I have lost count of the number of celebrities hiring women to gestate their babies.
Elton John and David Furnish set the trend ten years ago and the list just keeps growing: Kim Kardashian and Kanye West; Sarah Jessica Parker and Matthew Broderick; Jimmy Fallon and Nancy Juvonen; Nicole Kidman and Keith Urban. More recently, Andy Cohen and Anderson Cooper became single dads via “third party conception,” meaning they purchased eggs from one woman and rented the womb of another. This arrangement also constitutes “gestational surrogacy,” where a woman enters into a contract, most often for money, to carry a non-genetically related child for another couple or a single person.

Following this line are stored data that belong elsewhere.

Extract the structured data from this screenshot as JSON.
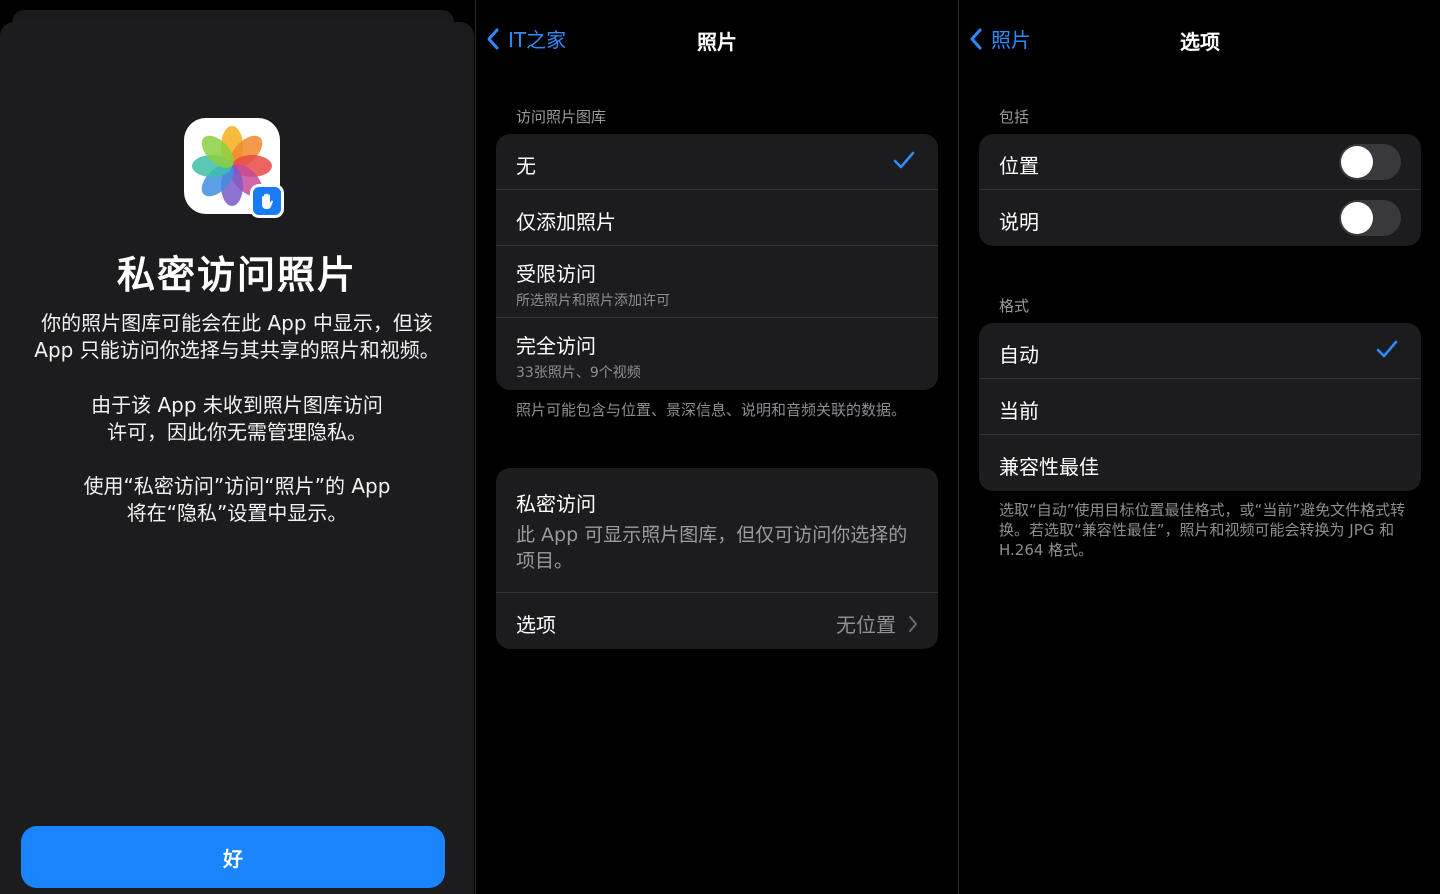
{
  "sheet": {
    "title": "私密访问照片",
    "text1": "你的照片图库可能会在此 App 中显示，但该 App 只能访问你选择与其共享的照片和视频。",
    "text2": "由于该 App 未收到照片图库访问许可，因此你无需管理隐私。",
    "text3": "使用“私密访问”访问“照片”的 App 将在“隐私”设置中显示。",
    "ok_label": "好"
  },
  "photos_screen": {
    "back_label": "IT之家",
    "title": "照片",
    "access_header": "访问照片图库",
    "options": [
      {
        "label": "无",
        "selected": true
      },
      {
        "label": "仅添加照片"
      },
      {
        "label": "受限访问",
        "sub": "所选照片和照片添加许可"
      },
      {
        "label": "完全访问",
        "sub": "33张照片、9个视频"
      }
    ],
    "access_footer": "照片可能包含与位置、景深信息、说明和音频关联的数据。",
    "private_title": "私密访问",
    "private_desc": "此 App 可显示照片图库，但仅可访问你选择的项目。",
    "options_label": "选项",
    "options_value": "无位置"
  },
  "options_screen": {
    "back_label": "照片",
    "title": "选项",
    "include_header": "包括",
    "include_items": [
      {
        "label": "位置",
        "on": false
      },
      {
        "label": "说明",
        "on": false
      }
    ],
    "format_header": "格式",
    "format_items": [
      {
        "label": "自动",
        "selected": true
      },
      {
        "label": "当前"
      },
      {
        "label": "兼容性最佳"
      }
    ],
    "format_footer": "选取“自动”使用目标位置最佳格式，或“当前”避免文件格式转换。若选取“兼容性最佳”，照片和视频可能会转换为 JPG 和 H.264 格式。"
  },
  "colors": {
    "accent": "#1a84ff",
    "link": "#2e8bff",
    "cell": "#1c1c1e",
    "secondary_text": "#8e8e93"
  }
}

Now Amy Schumer, talking about her pregnancy complications, is considering using a surrogate to have her next child. In her HBO documentary, Expecting Amy, her friend Christy Turlington Burns talks about wanting to have another baby, at which Amy exclaims, “Great! I’m looking for a surrogate, because I’m never doing [pregnancy] again.” Schumer suffered from hyperemesis gravidarum during her pregnancy with her now 14-month-old son Gene. While morning sickness is common in pregnant women, hyperemesis gravidarum is much less common and presents as severe nausea, vomiting, weight loss, and dehydration. Women often need to be hospitalized, as in Schumer’s case. Because the risk is high of having this condition in subsequent pregnancies, it appears Amy is thinking about outsourcing her next pregnancy. Time magazine once listed pregnancy as No. 1 in their list of “top 10 chores” to outsource.
Flicking through these headlines while standing in line at the grocery store, many might think that surrogate mothers have undertaken an amazing act of service. However, if you scratch below the gloss of People magazine, you will learn about the serious health risks to women who carry babies for others, as well as the serious risks to the children they give birth to.
Let’s start with the maternal-morbidity and -mortality rates in the U.S. Morbidity trends in the U.S. have been increasing for years. Per the Centers for Disease Control website, the most recent report shows that severe maternal morbidity has increased by almost 200 percent, from 49.5 percent in 1993 to 144.0 percent in 2014. Pre-eclampsia is one of the leading causes of maternal morbidity and mortality worldwide. The U.S. maternal-mortality rate has also been steadily rising. In fact, the U.S. is the only developed country where maternal mortality is on the rise. As the authors of a recent Harvard Business Review report note: “Over 700 women die of complications related to pregnancy each year in the USA, and two-thirds of those deaths are preventable,” “black women in the USA are three to four times more likely to die in childbirth than white women — regardless of education, income, or any other socio-economic factors,” and an additional 50,000 American women suffer from life-threatening complications of pregnancy according to the CDC.
Now let’s extrapolate this data to the pregnancy of a surrogate mother. Fertility and Sterility, a leading fertility medical journal, published a 2017 study comparing “perinatal outcomes after natural conception versus in vitro fertilization (IVF) in gestational surrogates.” Significantly, the study compared a woman’s own pregnancy with her gestational surrogate pregnancy and found that:
Neonates born from commissioned embryos and carried by gestational surrogates have increased adverse perinatal outcomes, including preterm birth, low birth weight, hypertension, maternal gestational diabetes, and placenta previa, compared with singletons conceived spontaneously and carried by the same woman.
Dr. Allen Merritt, a perinatologist at Loma Linda Medical Center in California, published a snapshot of the medical outcomes of surrogate deliveries at Loma Linda in 2012-2013 and found that of 69 infants delivered from surrogates, there was an increase in multiple births, NICU admissions, and longer hospital stays which added to hospital charges. In fact, in the case of surrogate mothers who gave birth to a single baby or twins, hospital charges increased 26 times, and in triplet births, hospital charges increased 173 times. Of course, these increased lengths of stay in the hospital and spiked costs were all because these women were in a high-risk pregnancy category, putting their health and the health of the unborn babies at risk.
The profound consequences of this data are illustrated in the news of surrogate mothers who have died in the U.S. Brooke Brown of Boise, Idaho died in 2015 of pregnancy related complications. The twins she was carrying for a couple in Spain (where all surrogacy is illegal) died too. Crystal Wilhite, a young mother of two in Southern California, also died of complications of her surrogate pregnancy in 2017. And just this year, Michelle Reaves, also a young mother of two, in San Diego, Calif., died from pregnancy-related complications. This was her second surrogate pregnancy for a couple she had already had a baby for.
Knowing the bleak maternal-morbidity and -mortality rates in the U.S., and adding to that the high-risk nature of a surrogate pregnancy, why would Ms. Schumer, or anyone else for that matter, want to put a young mother’s life at risk?